Jeweler Cleared in Drug Money Laundering Case


Ruling that there was insufficient evidence, U.S. District Judge William D. Keller on Thursday acquitted one of 10 defendants being tried for allegedly laundering millions of dollars in drug profits through Los Angeles’ downtown jewelry district.

Vasken Anouchian, 25, of Glendale, a former worker at Andonian Bros. jewelers on West 5th Street, was acquitted after prosecutors finished presenting their evidence against the 10 defendants in the jury trial that has gone on for nearly four months.

Lawyers for all 10 defendants asked for acquittals, but Keller acted only for Anouchian.

More than 30 people were indicted by the government over a two-year period, charged with laundering hundreds of millions of dollars in drug profits through the city’s numerous downtown jewelry firms. The money-laundering cases are believed to be among the largest of their kind uncovered in the United States.


Some of the defendants have already pleaded guilty, including three in the Andonian case.

Most of the defendants are Armenians, a fact that did not go unnoticed by Anouchian’s lawyer, David R. Reed. “This was an Armenian witch hunt from Day 1,” Reed told United Press International after Keller’s decision.

The government prosecutors, Assistant U.S. Attys. Russell Hayman and Jean Kawahara, declined to comment on the ruling.

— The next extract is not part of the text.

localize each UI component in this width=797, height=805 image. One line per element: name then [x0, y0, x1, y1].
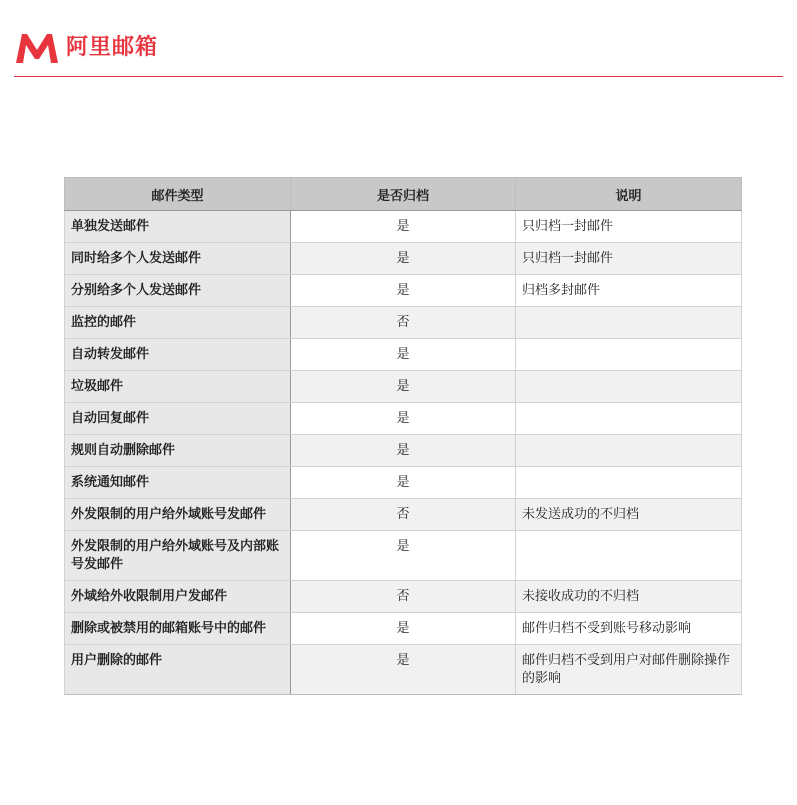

Mainly because of the number of defendants, three federal judges have been assigned to try the cases. So far, the only trial to have begun is the one in Keller’s courtroom.


The defendants now before Keller were charged in a 30-count indictment with participating in a conspiracy to launder approximately $350 million in drug proceeds through the Andonian firm between 1986 and 1988.

Anouchian, the defendant who was acquitted, was charged with conspiracy to distribute narcotics and conspiracy to launder drug profits for South American drug traffickers.

Reed said that his client “facilitated wire transfers of large sums of money,” but that the prosecution failed to prove Anouchian knew he was participating in a narcotics or money-laundering conspiracy.

Reed said that evidence of money-laundering activities secretly videotaped by the government showed that Anouchian “was operating jewelry machinery outside of the money-counting room.” On the videotape, Anouchian was shown cutting gold chains.


“This victory proves the Armenian people can get a fair trial, and we’re gratified by the judge’s astute ruling after two years of courtroom battles,” Reed said.

Following Keller’s decision, defense attorneys began their arguments on behalf of the remaining defendants. The trial is expected to last another month.